Time Series Forecasting
- DeepAR:
- Use: Trains on multiple time series, predicts new similar series.
Image Analysis
- Object Detection:
- Use: Detects and classifies objects in images, provides bounding boxes.
- ImageClassification:
- Use: Multi-label classification of images.
- Semantic Segmentation:
- Use: Tags each pixel in an image with a class label, useful in computer vision.
Language Processing
- Sequence to Sequence:
- Use: Useful for text summarization, language translation, speech to text.
Clustering and Topic Modeling
- K Means:
- Type: Unsupervised clustering algorithm.
- LDA (Latent Dirichlet Allocation):
- Use: Groups documents based on topics.
- Neural Topic Modeling:
- Use: Similar to LDA, for document grouping by topics.
Dimensionality Reduction
- PCA (Principal Component Analysis):
- Use: Reduces dataset dimensions while retaining information.
Anomaly Detection
- Random Cut Forest:
- Use: Detects anomalies in data, assigns scores to points.
- IP Insights:
- Use: Detects unusual network activity, useful for security applications.
Summary
- SageMaker’s built-in algorithms cover a wide range of ML applications.
- They are optimized for AWS cloud, offering scalability and GPU training advantages.
- Users can choose the appropriate algorithm based on their data and use case requirements.
Popular Frameworks and Bring Your Own Algorithm (Lesson 55)
SageMaker Ground Truth
- Purpose: Assists in labeling data for machine learning.
- Capabilities:
- Automatic Labeling: Uses provided examples to label remaining data.
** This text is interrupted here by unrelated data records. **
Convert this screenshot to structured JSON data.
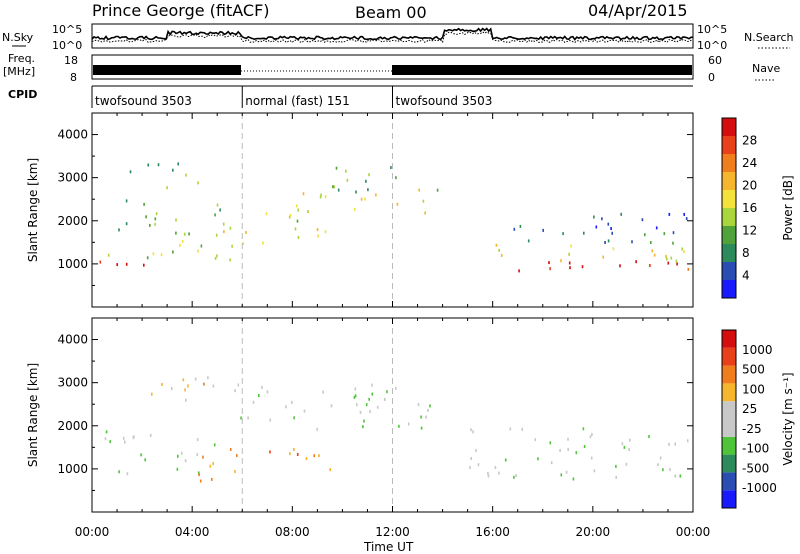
{
  "header": {
    "station": "Prince George (fitACF)",
    "beam": "Beam 00",
    "date": "04/Apr/2015"
  },
  "panels": {
    "nsky_label": "N.Sky",
    "nsearch_label": "N.Search",
    "freq_label_line1": "Freq.",
    "freq_label_line2": "[MHz]",
    "nave_label": "Nave",
    "cpid_label": "CPID",
    "nsky_ticks": [
      "10^5",
      "10^0"
    ],
    "nsearch_ticks": [
      "10^5",
      "10^0"
    ],
    "freq_ticks": [
      "18",
      "8"
    ],
    "nave_ticks": [
      "60",
      "0"
    ]
  },
  "cpid_segments": [
    {
      "label": "twofsound 3503",
      "start": 0,
      "end": 6
    },
    {
      "label": "normal (fast) 151",
      "start": 6,
      "end": 12
    },
    {
      "label": "twofsound 3503",
      "start": 12,
      "end": 24
    }
  ],
  "colors": {
    "power_scale": [
      "#1a1aff",
      "#2a4db3",
      "#2d8a5a",
      "#4fa33a",
      "#a8d63c",
      "#f3e13c",
      "#f5b52d",
      "#f07d1e",
      "#e8401a",
      "#d40e0e"
    ],
    "velocity_scale": [
      "#1a1aff",
      "#2a4db3",
      "#2d8a5a",
      "#4fc43a",
      "#c8c8c8",
      "#c8c8c8",
      "#f5b52d",
      "#f07d1e",
      "#e8401a",
      "#d40e0e"
    ]
  },
  "chart_data": [
    {
      "type": "heatmap",
      "panel": "power",
      "xlabel": "Time UT",
      "ylabel": "Slant Range [km]",
      "xlim": [
        0,
        24
      ],
      "ylim": [
        0,
        4500
      ],
      "x_ticks": [
        "00:00",
        "04:00",
        "08:00",
        "12:00",
        "16:00",
        "20:00",
        "00:00"
      ],
      "y_ticks": [
        1000,
        2000,
        3000,
        4000
      ],
      "colorbar_label": "Power [dB]",
      "colorbar_ticks": [
        4,
        8,
        12,
        16,
        20,
        24,
        28
      ],
      "bands": [
        {
          "t0": 0.3,
          "t1": 3.5,
          "r0": 800,
          "r1": 1100,
          "level": 9
        },
        {
          "t0": 0.3,
          "t1": 6.0,
          "r0": 1100,
          "r1": 1600,
          "level": 4
        },
        {
          "t0": 1.0,
          "t1": 5.5,
          "r0": 1600,
          "r1": 2500,
          "level": 3
        },
        {
          "t0": 1.5,
          "t1": 4.5,
          "r0": 2800,
          "r1": 3400,
          "level": 3
        },
        {
          "t0": 5.0,
          "t1": 9.5,
          "r0": 1400,
          "r1": 1900,
          "level": 5
        },
        {
          "t0": 6.0,
          "t1": 9.0,
          "r0": 1900,
          "r1": 2200,
          "level": 4
        },
        {
          "t0": 8.0,
          "t1": 13.5,
          "r0": 2200,
          "r1": 2800,
          "level": 5
        },
        {
          "t0": 9.0,
          "t1": 13.8,
          "r0": 2700,
          "r1": 3300,
          "level": 3
        },
        {
          "t0": 15.2,
          "t1": 24,
          "r0": 800,
          "r1": 1100,
          "level": 8
        },
        {
          "t0": 15.2,
          "t1": 24,
          "r0": 1100,
          "r1": 1500,
          "level": 5
        },
        {
          "t0": 15.2,
          "t1": 24,
          "r0": 1500,
          "r1": 1800,
          "level": 2
        },
        {
          "t0": 16.5,
          "t1": 24,
          "r0": 1800,
          "r1": 2200,
          "level": 1
        }
      ]
    },
    {
      "type": "heatmap",
      "panel": "velocity",
      "xlabel": "Time UT",
      "ylabel": "Slant Range [km]",
      "xlim": [
        0,
        24
      ],
      "ylim": [
        0,
        4500
      ],
      "x_ticks": [
        "00:00",
        "04:00",
        "08:00",
        "12:00",
        "16:00",
        "20:00",
        "00:00"
      ],
      "y_ticks": [
        1000,
        2000,
        3000,
        4000
      ],
      "colorbar_label": "Velocity [m s⁻¹]",
      "colorbar_ticks": [
        "1000",
        "500",
        "100",
        "25",
        "-25",
        "-100",
        "-500",
        "-1000"
      ],
      "bands": [
        {
          "t0": 0.5,
          "t1": 5.0,
          "r0": 900,
          "r1": 1900,
          "level": 4
        },
        {
          "t0": 2.0,
          "t1": 5.0,
          "r0": 2500,
          "r1": 3300,
          "level": 6
        },
        {
          "t0": 4.0,
          "t1": 6.0,
          "r0": 700,
          "r1": 1700,
          "level": 7
        },
        {
          "t0": 6.0,
          "t1": 9.5,
          "r0": 1000,
          "r1": 1500,
          "level": 7
        },
        {
          "t0": 5.5,
          "t1": 13.5,
          "r0": 1900,
          "r1": 3000,
          "level": 4
        },
        {
          "t0": 15.0,
          "t1": 24,
          "r0": 800,
          "r1": 2000,
          "level": 4
        }
      ]
    }
  ]
}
- Human Labeling: Distributes labeling tasks to human labelers via integration with Mechanical Turk, managing the workflow.
SageMaker Neo
- Functionality: Optimizes machine learning models for deployment across cloud and edge locations.
- Key Features:
- Cross-Compilation: Converts and optimizes models for various hardware like Intel, Nvidia, ARM.
- Use Case: Suitable for applications where low latency is crucial, allowing deployment at edge locations.
Developing Models with Other Frameworks
- Container-Based Architecture: Utilizes Docker containers for training and deploying models.
- Pre-Built Docker Images: Available for built-in algorithms and popular frameworks like TensorFlow, Apache MxNet, etc.
- Integration with Apache Spark:
- Provides a library for Python and Scala.
- Directly consumes data frames in Spark clusters, converting them to protobuf and uploading to S3.
- Framework Support: Offers support for TensorFlow, Apache MxNet, Scikit-learn, PyTorch, Chainer, etc.
- Custom Algorithm Development:
- Option to extend SageMaker Docker images or use custom container images.
- Suitable for unique runtime or language requirements.
- Advanced Use with Deep Learning AMIs:
- For modifying or extending frameworks.
- Ideal for users contributing to code or debugging at the framework level.
Summary
SageMaker provides a flexible environment for machine learning, offering:
- Built-in algorithms for ease of use and scalability.
- Support for popular frameworks via pre-built container images.
- Options to extend or bring custom container images for unique requirements.
- Ground Truth for data labeling and Neo for optimizing model deployment.